The absolute numbers will look different on other setups, but the gains and losses from each test case should roughly transfer. On a lower refresh rate display, the gains from VRR and the low-latency pacer would likely be even larger.
It added 3.13 ms of latency, more than all other effects combined.
Though only by 0.14 to 0.22 ms. Given there are efforts to optimize KWin, this gap will likely close sooner rather than later. And who knows, other Wayland compositors might already be better.
VRR was faster in every pairing (0.26 to 0.45 ms) and also flattened the latency distribution.
0.10 to 0.29 ms in capped scenarios is a nice boost, but the real strength of the fork shows in the uncapped test case, where it gained 0.84 ms over default dxvk.
Additionally, in scenarios where XWayland can’t be avoided, it recovered a full 2.1 ms.
Not factoring in XWayland, applying every optimization (X11, VRR, low-latency) compared to a default setup (which, on a modern Linux system, I assume is plain Wayland) moved the median down by 0.72 ms.
That does not sound like a lot, but the raw latency does not tell the whole story as VRR additionally reduces latency jitter, and dxvk-low-latency’s pacer is great at smoothing out real-world scenarios where frame time dips and GPU-bound situations occur.

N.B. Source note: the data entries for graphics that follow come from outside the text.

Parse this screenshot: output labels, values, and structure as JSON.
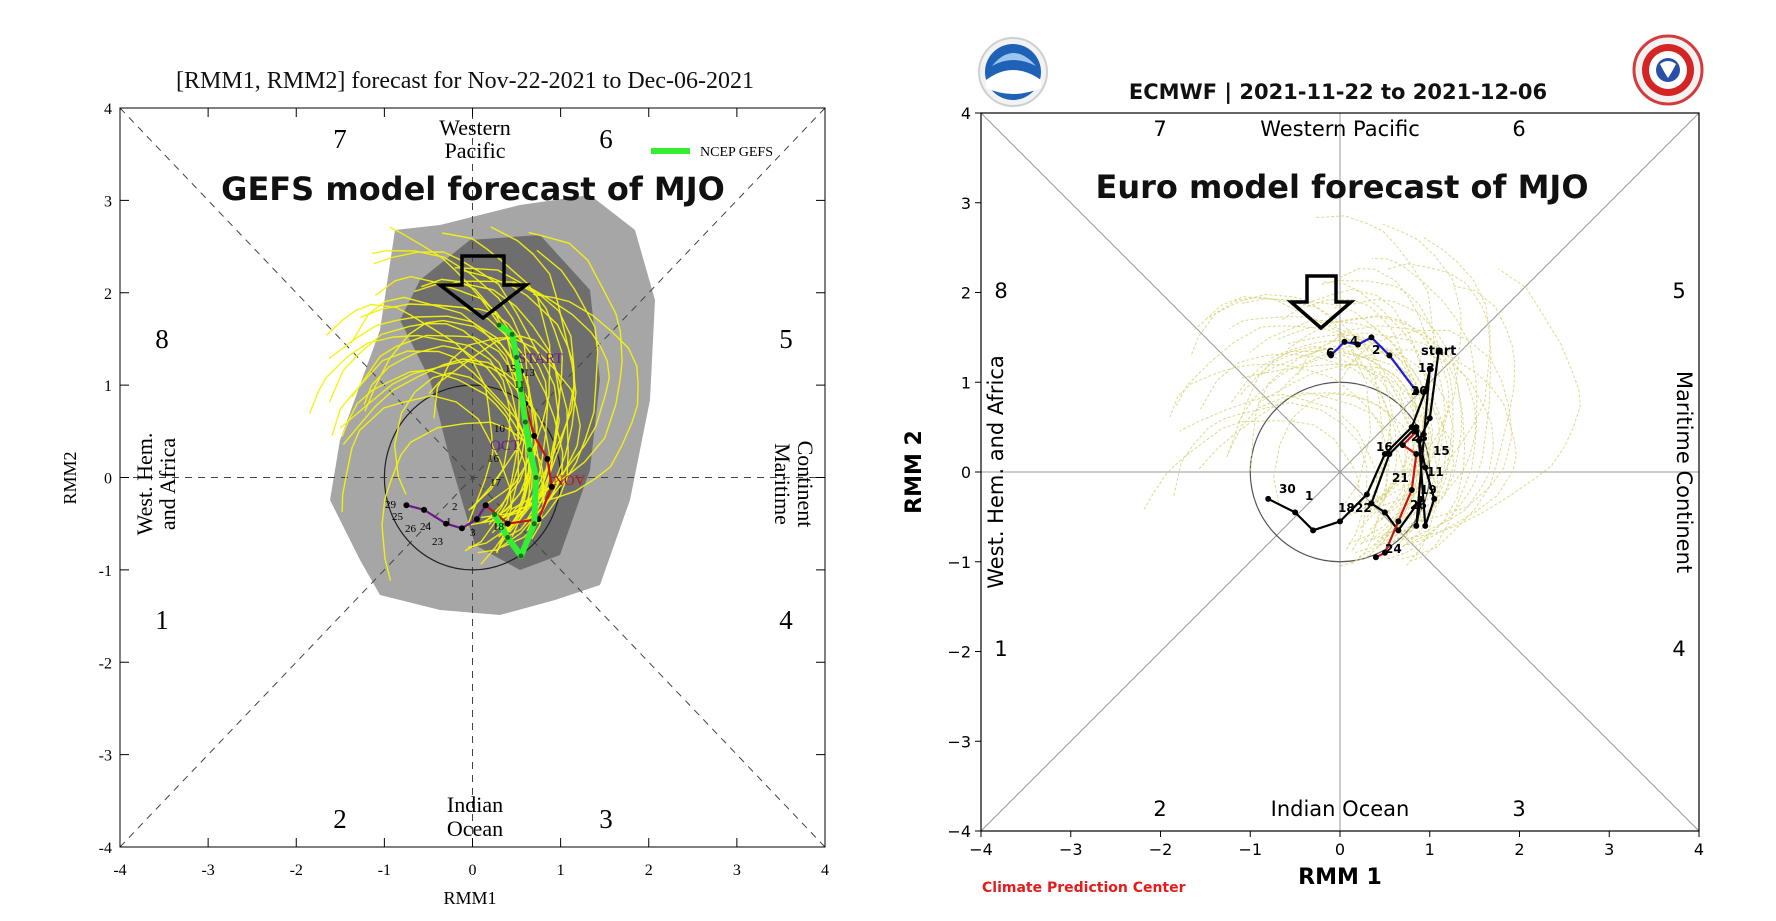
{
  "colors": {
    "gefs_shade_outer": "#a6a6a6",
    "gefs_shade_inner": "#6e6e6e",
    "ensemble_yellow": "#f2f20e",
    "euro_ensemble": "#d8d37a",
    "gefs_mean_green": "#33ee33",
    "observed_purple": "#6a1a8a",
    "forecast_red": "#cc1111",
    "forecast_blue": "#1c1cdd",
    "cpc_red": "#e61c1c"
  },
  "chart_data": [
    {
      "type": "scatter",
      "subtype": "mjo-phase-diagram",
      "title": "[RMM1, RMM2] forecast for Nov-22-2021 to Dec-06-2021",
      "annotation": "GEFS model forecast of MJO",
      "xlabel": "RMM1",
      "ylabel": "RMM2",
      "xlim": [
        -4,
        4
      ],
      "ylim": [
        -4,
        4
      ],
      "xticks": [
        "-4",
        "-3",
        "-2",
        "-1",
        "0",
        "1",
        "2",
        "3",
        "4"
      ],
      "yticks": [
        "-4",
        "-3",
        "-2",
        "-1",
        "0",
        "1",
        "2",
        "3",
        "4"
      ],
      "phases": [
        "1",
        "2",
        "3",
        "4",
        "5",
        "6",
        "7",
        "8"
      ],
      "region_labels": {
        "top": [
          "Western",
          "Pacific"
        ],
        "bottom": [
          "Indian",
          "Ocean"
        ],
        "left": [
          "West. Hem.",
          "and Africa"
        ],
        "right": [
          "Maritime",
          "Continent"
        ]
      },
      "legend": [
        "NCEP GEFS"
      ],
      "month_labels": [
        "START",
        "OCT",
        "NOV"
      ],
      "observed_day_labels": [
        "29",
        "25",
        "26",
        "24",
        "23",
        "2",
        "3",
        "1"
      ],
      "forecast_day_labels": [
        "15",
        "13",
        "11",
        "10",
        "16",
        "17",
        "18"
      ],
      "series": [
        {
          "name": "observed",
          "color": "#6a1a8a",
          "x": [
            -0.75,
            -0.55,
            -0.3,
            -0.12,
            0.05,
            0.15
          ],
          "y": [
            -0.3,
            -0.35,
            -0.5,
            -0.55,
            -0.45,
            -0.3
          ]
        },
        {
          "name": "observed-late",
          "color": "#cc1111",
          "x": [
            0.15,
            0.4,
            0.75,
            0.9,
            0.85,
            0.7,
            0.6,
            0.55
          ],
          "y": [
            -0.3,
            -0.5,
            -0.45,
            -0.1,
            0.2,
            0.45,
            0.8,
            1.15
          ]
        },
        {
          "name": "NCEP GEFS",
          "color": "#33ee33",
          "x": [
            0.25,
            0.4,
            0.55,
            0.7,
            0.72,
            0.65,
            0.6,
            0.55,
            0.5,
            0.45,
            0.3
          ],
          "y": [
            -0.4,
            -0.65,
            -0.85,
            -0.5,
            0.0,
            0.3,
            0.6,
            0.95,
            1.3,
            1.55,
            1.65
          ]
        }
      ],
      "arrow_target": [
        0.25,
        1.65
      ]
    },
    {
      "type": "scatter",
      "subtype": "mjo-phase-diagram",
      "title": "ECMWF | 2021-11-22 to 2021-12-06",
      "annotation": "Euro model forecast of MJO",
      "xlabel": "RMM 1",
      "ylabel": "RMM 2",
      "xlim": [
        -4,
        4
      ],
      "ylim": [
        -4,
        4
      ],
      "xticks": [
        "−4",
        "−3",
        "−2",
        "−1",
        "0",
        "1",
        "2",
        "3",
        "4"
      ],
      "yticks": [
        "−4",
        "−3",
        "−2",
        "−1",
        "0",
        "1",
        "2",
        "3",
        "4"
      ],
      "phases": [
        "1",
        "2",
        "3",
        "4",
        "5",
        "6",
        "7",
        "8"
      ],
      "region_labels": {
        "top": "Western Pacific",
        "bottom": "Indian Ocean",
        "left": "West. Hem. and Africa",
        "right": "Maritime Continent"
      },
      "credit": "Climate Prediction Center",
      "start_label": "start",
      "day_labels": [
        "6",
        "4",
        "2",
        "13",
        "20",
        "16",
        "28",
        "15",
        "11",
        "21",
        "19",
        "26",
        "24",
        "22",
        "18",
        "30",
        "1"
      ],
      "series": [
        {
          "name": "observed",
          "color": "#000000",
          "x": [
            -0.8,
            -0.5,
            -0.3,
            0.0,
            0.3,
            0.5,
            0.8,
            0.95,
            1.0,
            0.85,
            0.9,
            0.65,
            0.5,
            0.35,
            0.55,
            0.85,
            0.95,
            1.05,
            0.95,
            0.88,
            1.0,
            1.1
          ],
          "y": [
            -0.3,
            -0.45,
            -0.65,
            -0.55,
            -0.25,
            0.2,
            0.5,
            0.9,
            1.15,
            -0.6,
            -0.3,
            -0.65,
            -0.45,
            -0.35,
            0.2,
            0.5,
            0.05,
            -0.3,
            -0.6,
            0.35,
            0.6,
            1.35
          ]
        },
        {
          "name": "ensemble-mean-early",
          "color": "#cc1111",
          "x": [
            0.4,
            0.5,
            0.65,
            0.8,
            0.85,
            0.7,
            0.85
          ],
          "y": [
            -0.95,
            -0.9,
            -0.55,
            -0.2,
            0.2,
            0.3,
            0.45
          ]
        },
        {
          "name": "ensemble-mean-late",
          "color": "#1c1cdd",
          "x": [
            0.85,
            0.55,
            0.35,
            0.2,
            0.05,
            -0.1
          ],
          "y": [
            0.9,
            1.3,
            1.5,
            1.42,
            1.45,
            1.3
          ]
        }
      ],
      "arrow_target": [
        -0.1,
        1.45
      ]
    }
  ],
  "logos": {
    "left": "noaa-logo",
    "right": "nws-logo"
  }
}
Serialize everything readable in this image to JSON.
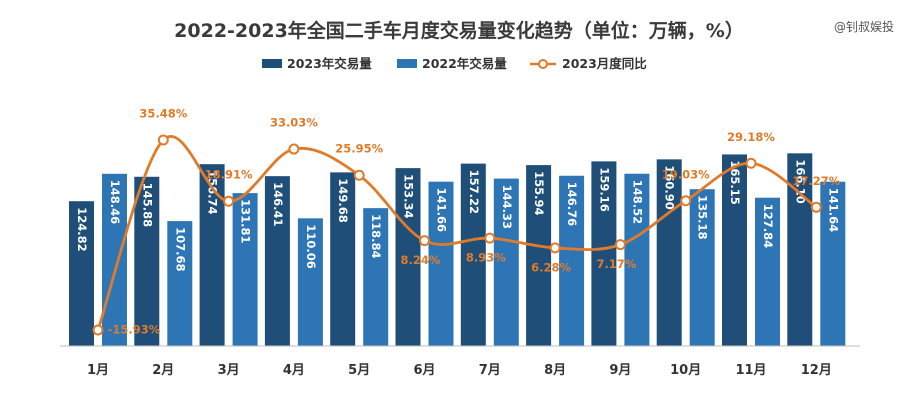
{
  "watermark": "@钊叔娱投",
  "colors": {
    "bar2023": "#1f4e79",
    "bar2022": "#2e75b6",
    "line": "#e07b2a",
    "axis": "#bfbfbf"
  },
  "chart_data": {
    "type": "bar",
    "title": "2022-2023年全国二手车月度交易量变化趋势（单位：万辆，%）",
    "categories": [
      "1月",
      "2月",
      "3月",
      "4月",
      "5月",
      "6月",
      "7月",
      "8月",
      "9月",
      "10月",
      "11月",
      "12月"
    ],
    "series": [
      {
        "name": "2023年交易量",
        "type": "bar",
        "values": [
          124.82,
          145.88,
          156.74,
          146.41,
          149.68,
          153.34,
          157.22,
          155.94,
          159.16,
          160.9,
          165.15,
          166.1
        ],
        "labels": [
          "124.82",
          "145.88",
          "156.74",
          "146.41",
          "149.68",
          "153.34",
          "157.22",
          "155.94",
          "159.16",
          "160.90",
          "165.15",
          "166.10"
        ]
      },
      {
        "name": "2022年交易量",
        "type": "bar",
        "values": [
          148.46,
          107.68,
          131.81,
          110.06,
          118.84,
          141.66,
          144.33,
          146.76,
          148.52,
          135.18,
          127.84,
          141.64
        ],
        "labels": [
          "148.46",
          "107.68",
          "131.81",
          "110.06",
          "118.84",
          "141.66",
          "144.33",
          "146.76",
          "148.52",
          "135.18",
          "127.84",
          "141.64"
        ]
      },
      {
        "name": "2023月度同比",
        "type": "line",
        "values": [
          -15.93,
          35.48,
          18.91,
          33.03,
          25.95,
          8.24,
          8.93,
          6.28,
          7.17,
          19.03,
          29.18,
          17.27
        ],
        "labels": [
          "-15.93%",
          "35.48%",
          "18.91%",
          "33.03%",
          "25.95%",
          "8.24%",
          "8.93%",
          "6.28%",
          "7.17%",
          "19.03%",
          "29.18%",
          "17.27%"
        ]
      }
    ],
    "legend_position": "top-center",
    "grid": false
  }
}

David Ramiro built his m2p-latency and compared X11 vs Wayland in his article Building an Input Latency Meter (Because ‘Wayland Feels Off’ Isn’t a Metric) as well, coming to similar conclusions:
Native Wayland is on par with native X11 (all tied at ~7 ms), while XWayland roughly doubled the latency in his tests.
farnoy did extensive testing with the Open-Source-LDAT in his post Linux latency measurements and compositor tuning, also concluding that XWayland should be avoided.
My side quest measuring input latency with VK_EXT_present_timing by Themaister describes a different method of measuring latency without any external hardware by injecting input via /dev/uinput and detecting the resulting image change on the GPU.
This does not measure end-to-end system latency, but removes USB and display latency from the equation, narrowing it down to only measuring PC latency. The project can be found on GitHub.